Consensus algorithms for distributed storage systems

The SEED program (standard track)
Co-funded by the European Union under Grant Agreement no. 101126644

PhD topic open for applications until January 31st, 2024

Download PDF



1. Definition
2. Partners and study periods


1. Definition

1.1. Domain and scientific/technical context

Low latencies connections and decentralized servers are currently showcasing a new potential for distributed computing. Particularly, mobility and intermittent connectivity of computing resources create a need for distributed storage mechanisms resilient to network isolation.

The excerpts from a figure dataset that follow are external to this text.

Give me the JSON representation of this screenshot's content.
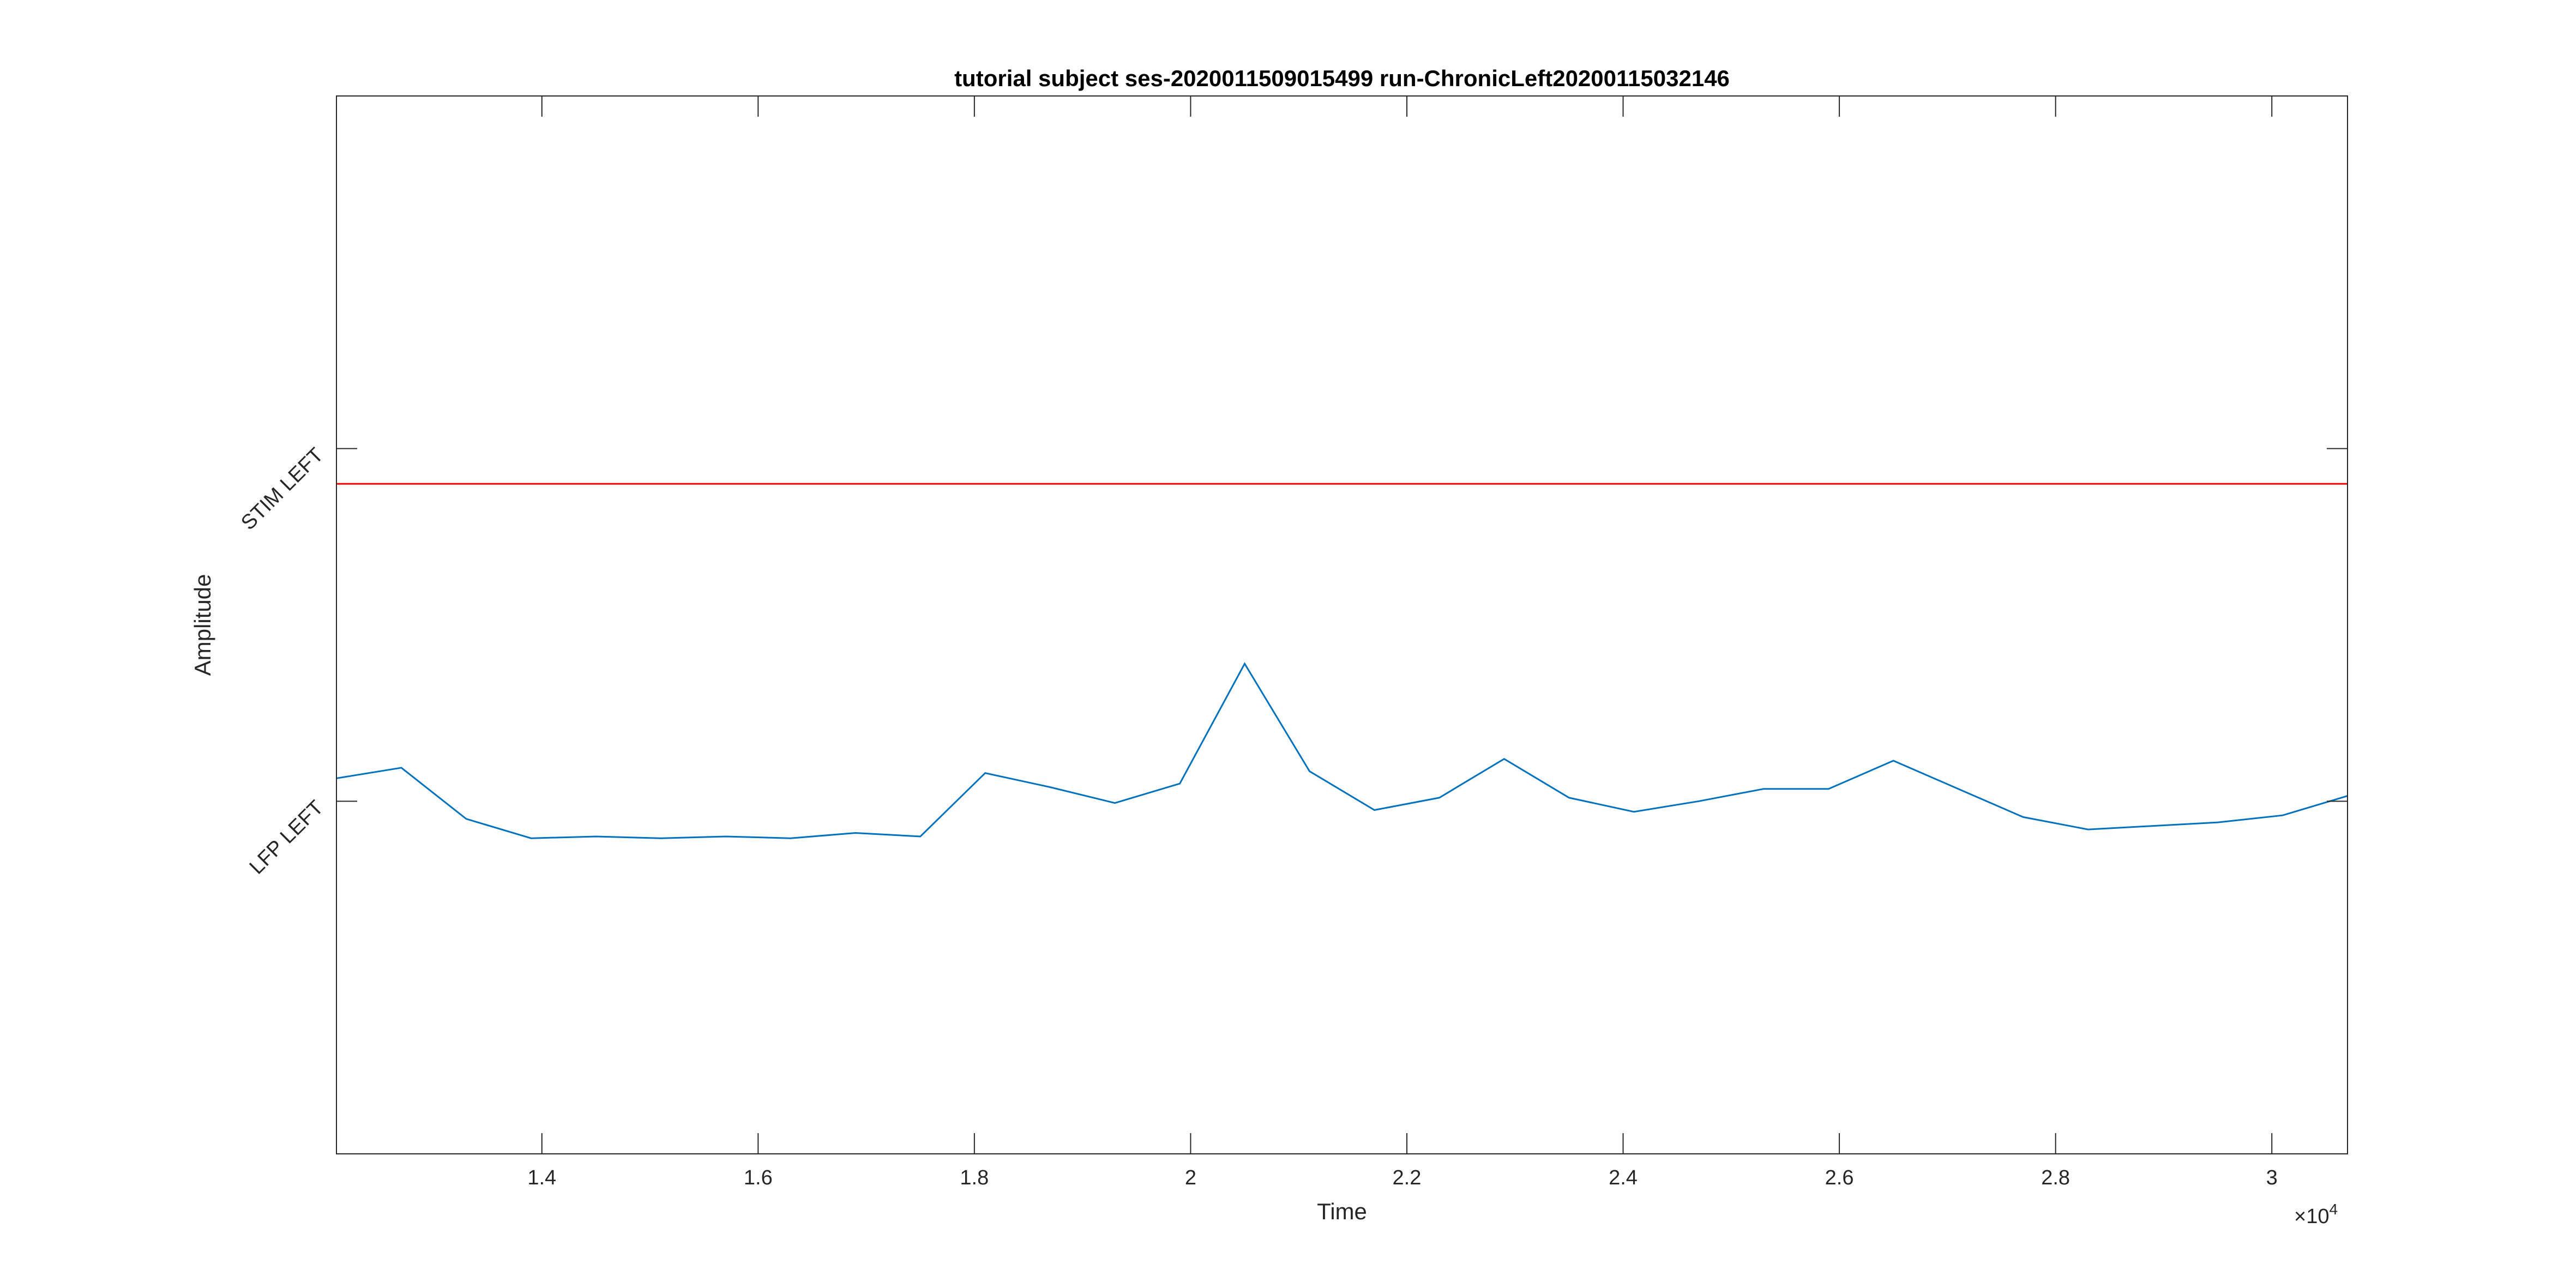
{
  "chart_data": {
    "type": "line",
    "title": "tutorial subject ses-2020011509015499 run-ChronicLeft20200115032146",
    "xlabel": "Time",
    "ylabel": "Amplitude",
    "x_exponent_label": "×10",
    "x_exponent_power": "4",
    "xlim": [
      12100,
      30700
    ],
    "x_ticks": [
      14000,
      16000,
      18000,
      20000,
      22000,
      24000,
      26000,
      28000,
      30000
    ],
    "x_tick_labels": [
      "1.4",
      "1.6",
      "1.8",
      "2",
      "2.2",
      "2.4",
      "2.6",
      "2.8",
      "3"
    ],
    "y_ticks": [
      {
        "label": "LFP LEFT",
        "position": 0
      },
      {
        "label": "STIM LEFT",
        "position": 1
      }
    ],
    "ylim": [
      -1,
      2
    ],
    "grid": false,
    "series": [
      {
        "name": "STIM LEFT",
        "color": "#ff0000",
        "x": [
          12100,
          30700
        ],
        "y": [
          0.9,
          0.9
        ]
      },
      {
        "name": "LFP LEFT",
        "color": "#0072bd",
        "x": [
          12100,
          12700,
          13300,
          13900,
          14500,
          15100,
          15700,
          16300,
          16900,
          17500,
          18100,
          18700,
          19300,
          19900,
          20500,
          21100,
          21700,
          22300,
          22900,
          23500,
          24100,
          24700,
          25300,
          25900,
          26500,
          27100,
          27700,
          28300,
          28900,
          29500,
          30100,
          30700
        ],
        "y": [
          0.065,
          0.095,
          -0.05,
          -0.105,
          -0.1,
          -0.105,
          -0.1,
          -0.105,
          -0.09,
          -0.1,
          0.08,
          0.04,
          -0.005,
          0.05,
          0.39,
          0.085,
          -0.025,
          0.01,
          0.12,
          0.01,
          -0.03,
          0.0,
          0.035,
          0.035,
          0.115,
          0.035,
          -0.045,
          -0.08,
          -0.07,
          -0.06,
          -0.04,
          0.015
        ]
      }
    ]
  }
}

However, developing integrated systems that are capable of exploiting highly distributed resources requires developers and service providers to deal with the unreliability of the compute nodes and of the network infrastructure, and must be considered during the design phase of systems. Additionnally, more pressing constraints on energy and resource consumptions will foster the need for distributed computation with restricted capabilities, for example relying on small server nodes that are turned off or disconnected most of the time.

1.2. Scientific/technical challenges

Coordination and consensus problems are at the core of distributed algorithms. In the context of server-side infrastructure and especially highly-distributed storage systems, we identify two main contributions as part of this topic proposal :

  1. Leaderless consensus for server-side software: many distributed algorithms deployed today rely on strong coordination and leader elections: this is a costly approach that is not compatible with unreliable compute nodes and network. In contrast, weak coordination approaches and leaderless consensus are appealing for this situation. However, they have mostly been applied in the context of client-side local-first applications. We plan to extend this work to develop better lightweight server-side distributed software with faster access time and lightweight resource consumption even in situations that make coordination challenging.
  2. CRDTs for storage and cluster systems: when an even weaker form of coordination is tolerable, conflict-free replicated data types (CRDT) [3] provide good system support for intermittent connectivity. CRDTs are used in synchronisation schemes, as replicas can be updated independently and concurrently without direct coordination [4,5]. We plan to investigate and formalize the use of CRDTs in storage systems and virtual clusters.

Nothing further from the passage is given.